As a result of a large-scale FBI operation against Alphv (BlackCat), the cybercrower group faced serious problems. The FBI captured the house of Alphv in a dark network, which could strike at its reputation and activity.
On December 7, negotiations and leakage of the group’s data on the Tor network suddenly stopped working. Alphv administrators wrote off the problem as issues with hosting, but it soon became clear that the reason was the operation of law enforcement agencies. Later, the US Department of Justice announced the successful penetration of the FBI into the infrastructure of the extortion group Alphv (BlackCAT). The operation allowed agents to monitor the actions of hackers and obtain the keys for decryption of data.
The incident occurred after a high-profile attack at the MGM Resorts International casino, which attracted significant attention and caused substantial losses for the company.
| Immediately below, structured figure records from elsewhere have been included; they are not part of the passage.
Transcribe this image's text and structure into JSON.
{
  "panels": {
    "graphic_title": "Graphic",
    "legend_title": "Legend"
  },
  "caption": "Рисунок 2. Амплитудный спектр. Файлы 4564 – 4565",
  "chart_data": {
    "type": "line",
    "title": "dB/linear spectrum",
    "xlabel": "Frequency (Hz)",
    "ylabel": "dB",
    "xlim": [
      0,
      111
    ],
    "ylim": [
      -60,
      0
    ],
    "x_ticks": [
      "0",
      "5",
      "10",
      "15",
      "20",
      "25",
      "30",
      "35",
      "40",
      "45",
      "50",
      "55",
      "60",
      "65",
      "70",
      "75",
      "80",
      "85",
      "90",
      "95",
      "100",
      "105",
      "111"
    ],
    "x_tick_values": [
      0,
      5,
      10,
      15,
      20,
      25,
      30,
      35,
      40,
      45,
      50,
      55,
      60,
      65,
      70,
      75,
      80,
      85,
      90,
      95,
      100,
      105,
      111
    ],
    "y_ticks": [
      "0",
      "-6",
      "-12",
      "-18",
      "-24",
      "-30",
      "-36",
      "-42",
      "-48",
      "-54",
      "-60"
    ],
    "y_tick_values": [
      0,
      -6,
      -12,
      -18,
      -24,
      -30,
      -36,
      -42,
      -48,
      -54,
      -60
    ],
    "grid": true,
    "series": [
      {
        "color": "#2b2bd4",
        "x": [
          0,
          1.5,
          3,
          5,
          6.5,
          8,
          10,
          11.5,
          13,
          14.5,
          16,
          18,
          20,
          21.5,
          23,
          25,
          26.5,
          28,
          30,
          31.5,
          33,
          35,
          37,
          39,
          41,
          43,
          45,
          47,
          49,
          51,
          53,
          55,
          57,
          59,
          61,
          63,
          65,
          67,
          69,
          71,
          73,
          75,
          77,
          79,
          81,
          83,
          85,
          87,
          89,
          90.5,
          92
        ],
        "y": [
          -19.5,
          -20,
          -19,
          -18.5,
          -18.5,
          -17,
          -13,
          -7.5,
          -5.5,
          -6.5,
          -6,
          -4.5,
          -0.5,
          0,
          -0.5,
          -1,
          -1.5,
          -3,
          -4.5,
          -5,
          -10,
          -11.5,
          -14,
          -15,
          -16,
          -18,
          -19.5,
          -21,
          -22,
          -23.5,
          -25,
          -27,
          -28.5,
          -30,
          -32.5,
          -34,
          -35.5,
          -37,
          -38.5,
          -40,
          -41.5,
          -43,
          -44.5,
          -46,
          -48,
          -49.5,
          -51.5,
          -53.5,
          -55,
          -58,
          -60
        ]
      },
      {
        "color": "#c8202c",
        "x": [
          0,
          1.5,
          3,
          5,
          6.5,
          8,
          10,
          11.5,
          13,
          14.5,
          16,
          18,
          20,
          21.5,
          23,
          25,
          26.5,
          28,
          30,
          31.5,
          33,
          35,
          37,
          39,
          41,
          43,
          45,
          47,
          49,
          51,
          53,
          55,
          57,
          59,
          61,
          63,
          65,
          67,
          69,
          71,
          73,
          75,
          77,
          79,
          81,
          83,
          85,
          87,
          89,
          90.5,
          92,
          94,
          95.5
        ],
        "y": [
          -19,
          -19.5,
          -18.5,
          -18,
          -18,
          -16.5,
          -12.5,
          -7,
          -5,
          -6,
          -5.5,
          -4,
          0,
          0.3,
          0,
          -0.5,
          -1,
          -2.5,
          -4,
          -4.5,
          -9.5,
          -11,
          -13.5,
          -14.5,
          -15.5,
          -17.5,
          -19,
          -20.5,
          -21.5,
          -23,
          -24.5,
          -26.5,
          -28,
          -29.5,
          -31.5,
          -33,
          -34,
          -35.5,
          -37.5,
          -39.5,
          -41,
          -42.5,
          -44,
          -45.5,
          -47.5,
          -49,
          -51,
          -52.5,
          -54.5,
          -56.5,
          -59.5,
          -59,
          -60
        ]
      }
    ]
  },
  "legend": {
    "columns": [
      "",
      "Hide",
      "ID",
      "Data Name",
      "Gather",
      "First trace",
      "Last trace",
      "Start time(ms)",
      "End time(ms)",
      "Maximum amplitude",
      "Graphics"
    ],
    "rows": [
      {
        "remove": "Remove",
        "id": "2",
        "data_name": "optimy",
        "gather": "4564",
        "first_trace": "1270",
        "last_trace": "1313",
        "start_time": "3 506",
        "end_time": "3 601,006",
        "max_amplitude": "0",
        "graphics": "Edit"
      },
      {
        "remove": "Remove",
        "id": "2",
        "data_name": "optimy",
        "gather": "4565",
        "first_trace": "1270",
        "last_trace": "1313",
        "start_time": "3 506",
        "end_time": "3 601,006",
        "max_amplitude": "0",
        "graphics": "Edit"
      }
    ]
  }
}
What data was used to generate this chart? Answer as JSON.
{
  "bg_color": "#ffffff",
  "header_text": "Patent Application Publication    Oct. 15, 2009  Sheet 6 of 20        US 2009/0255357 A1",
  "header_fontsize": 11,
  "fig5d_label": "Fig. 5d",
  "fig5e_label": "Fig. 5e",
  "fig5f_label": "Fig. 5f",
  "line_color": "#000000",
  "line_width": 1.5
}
Barrier Networks emphasized that such cybercrimes inevitably draw the attention of law enforcement agencies.
Despite the fact that the group continues its activities, finding new partners will be difficult. The authorities have issued a warning against collaboration with Alphv, weakening the group’s position and demonstrating their vulnerability. The FBI operation has also severely damaged Alphv’s reputation. The group worked by providing its affiliates with part of the income. However, any indication of the presence of law enforcement agencies among members of the group can deter potential partners.
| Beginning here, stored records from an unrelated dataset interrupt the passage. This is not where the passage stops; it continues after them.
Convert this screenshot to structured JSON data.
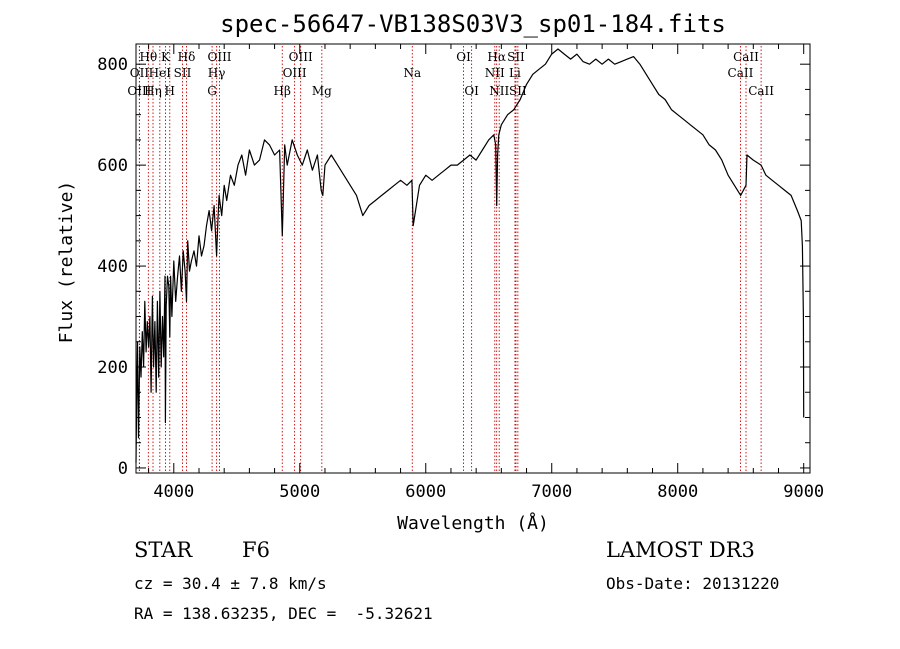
{
  "chart_data": {
    "type": "line",
    "title": "spec-56647-VB138S03V3_sp01-184.fits",
    "xlabel": "Wavelength (Å)",
    "ylabel": "Flux (relative)",
    "xlim": [
      3700,
      9050
    ],
    "ylim": [
      -10,
      840
    ],
    "xticks": [
      4000,
      5000,
      6000,
      7000,
      8000,
      9000
    ],
    "yticks": [
      0,
      200,
      400,
      600,
      800
    ],
    "grid": false,
    "series": [
      {
        "name": "flux",
        "x": [
          3700,
          3705,
          3712,
          3720,
          3730,
          3740,
          3750,
          3760,
          3770,
          3780,
          3790,
          3800,
          3810,
          3820,
          3830,
          3840,
          3850,
          3860,
          3870,
          3880,
          3890,
          3900,
          3910,
          3920,
          3930,
          3933,
          3940,
          3950,
          3960,
          3968,
          3975,
          3985,
          4000,
          4015,
          4030,
          4045,
          4060,
          4075,
          4090,
          4101,
          4110,
          4125,
          4140,
          4160,
          4180,
          4200,
          4220,
          4240,
          4260,
          4280,
          4300,
          4320,
          4340,
          4350,
          4360,
          4380,
          4400,
          4420,
          4450,
          4480,
          4510,
          4540,
          4570,
          4600,
          4640,
          4680,
          4720,
          4760,
          4800,
          4840,
          4861,
          4880,
          4900,
          4940,
          4980,
          5020,
          5060,
          5100,
          5140,
          5170,
          5183,
          5200,
          5250,
          5300,
          5350,
          5400,
          5450,
          5500,
          5550,
          5600,
          5650,
          5700,
          5750,
          5800,
          5850,
          5890,
          5900,
          5950,
          6000,
          6050,
          6100,
          6150,
          6200,
          6250,
          6300,
          6350,
          6400,
          6450,
          6500,
          6540,
          6555,
          6563,
          6570,
          6580,
          6600,
          6650,
          6700,
          6750,
          6800,
          6850,
          6900,
          6950,
          7000,
          7050,
          7100,
          7150,
          7200,
          7250,
          7300,
          7350,
          7400,
          7450,
          7500,
          7550,
          7600,
          7650,
          7700,
          7750,
          7800,
          7850,
          7900,
          7950,
          8000,
          8050,
          8100,
          8150,
          8200,
          8250,
          8300,
          8350,
          8400,
          8450,
          8500,
          8542,
          8550,
          8600,
          8662,
          8700,
          8750,
          8800,
          8850,
          8900,
          8950,
          8980,
          8990,
          8998,
          9000
        ],
        "values": [
          10,
          120,
          250,
          60,
          240,
          180,
          270,
          200,
          330,
          230,
          290,
          240,
          300,
          150,
          340,
          200,
          290,
          150,
          330,
          180,
          350,
          200,
          300,
          220,
          380,
          90,
          320,
          380,
          360,
          260,
          380,
          300,
          410,
          330,
          380,
          420,
          350,
          430,
          390,
          330,
          450,
          390,
          410,
          430,
          400,
          460,
          420,
          440,
          480,
          510,
          470,
          520,
          420,
          490,
          540,
          500,
          560,
          530,
          580,
          560,
          600,
          620,
          580,
          630,
          600,
          610,
          650,
          640,
          620,
          630,
          460,
          640,
          600,
          650,
          620,
          600,
          630,
          590,
          620,
          550,
          540,
          600,
          620,
          600,
          580,
          560,
          540,
          500,
          520,
          530,
          540,
          550,
          560,
          570,
          560,
          570,
          480,
          560,
          580,
          570,
          580,
          590,
          600,
          600,
          610,
          620,
          610,
          630,
          650,
          660,
          640,
          520,
          620,
          660,
          680,
          700,
          710,
          730,
          760,
          780,
          790,
          800,
          820,
          830,
          820,
          810,
          820,
          805,
          800,
          810,
          800,
          810,
          800,
          805,
          810,
          815,
          800,
          780,
          760,
          740,
          730,
          710,
          700,
          690,
          680,
          670,
          660,
          640,
          630,
          610,
          580,
          560,
          540,
          560,
          620,
          610,
          600,
          580,
          570,
          560,
          550,
          540,
          510,
          490,
          440,
          300,
          100
        ]
      }
    ],
    "lines": [
      {
        "label": "Hθ",
        "x": 3798,
        "row": 0
      },
      {
        "label": "OII",
        "x": 3727,
        "row": 1
      },
      {
        "label": "OIII",
        "x": 3727,
        "row": 2
      },
      {
        "label": "Hη",
        "x": 3835,
        "row": 2
      },
      {
        "label": "HeI",
        "x": 3889,
        "row": 1
      },
      {
        "label": "K",
        "x": 3934,
        "row": 0
      },
      {
        "label": "SII",
        "x": 4069,
        "row": 1
      },
      {
        "label": "H",
        "x": 3968,
        "row": 2
      },
      {
        "label": "Hδ",
        "x": 4101,
        "row": 0
      },
      {
        "label": "OIII",
        "x": 4363,
        "row": 0
      },
      {
        "label": "Hγ",
        "x": 4340,
        "row": 1
      },
      {
        "label": "G",
        "x": 4304,
        "row": 2
      },
      {
        "label": "Hβ",
        "x": 4861,
        "row": 2
      },
      {
        "label": "OIII",
        "x": 5007,
        "row": 0
      },
      {
        "label": "OIII",
        "x": 4959,
        "row": 1
      },
      {
        "label": "Mg",
        "x": 5175,
        "row": 2
      },
      {
        "label": "Na",
        "x": 5893,
        "row": 1
      },
      {
        "label": "OI",
        "x": 6300,
        "row": 0
      },
      {
        "label": "OI",
        "x": 6364,
        "row": 2
      },
      {
        "label": "Hα",
        "x": 6563,
        "row": 0
      },
      {
        "label": "NII",
        "x": 6548,
        "row": 1
      },
      {
        "label": "NII",
        "x": 6583,
        "row": 2
      },
      {
        "label": "SII",
        "x": 6716,
        "row": 0
      },
      {
        "label": "Li",
        "x": 6708,
        "row": 1
      },
      {
        "label": "SII",
        "x": 6731,
        "row": 2
      },
      {
        "label": "CaII",
        "x": 8542,
        "row": 0
      },
      {
        "label": "CaII",
        "x": 8498,
        "row": 1
      },
      {
        "label": "CaII",
        "x": 8662,
        "row": 2
      }
    ]
  },
  "info": {
    "class_label": "STAR",
    "subclass": "F6",
    "cz": "cz = 30.4 ± 7.8 km/s",
    "coords": "RA = 138.63235, DEC =  -5.32621",
    "survey": "LAMOST DR3",
    "obs_date": "Obs-Date: 20131220"
  },
  "colors": {
    "spectrum": "#000000",
    "line_marker": "#cc0000",
    "axes": "#000000"
  }
}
Following the FBI announcement, the group threatened to attack nuclear power plants and critical infrastructure in an attempt to attract new participants with a promise of a 90% ransom. However, their competitor, the Lockbit group, quickly started recruiting affiliates and participants from Alphv. LockBit offered to utilize their leaked data and negotiation panel, especially if the affiliates have copies of stolen data.
BINARY Defense pointed out that this incident could lead to the sale of the ALPHV’s source code and the emergence of new extortion software campaigns. Some branches of ALPHV, such as the Scattered Spider team suspected of being behind the attacks on MGM and CEASAR, are capable of operating independently. It is also believed that ALPHV members might join other extortion groups.
The FBI, by confiscating the Alphv infrastructure in the dark network and releasing a decryption tool, has helped many victims recover their data. However, the global fight against cybercrime continues, as there are always new attackers ready to take the place of Alphv.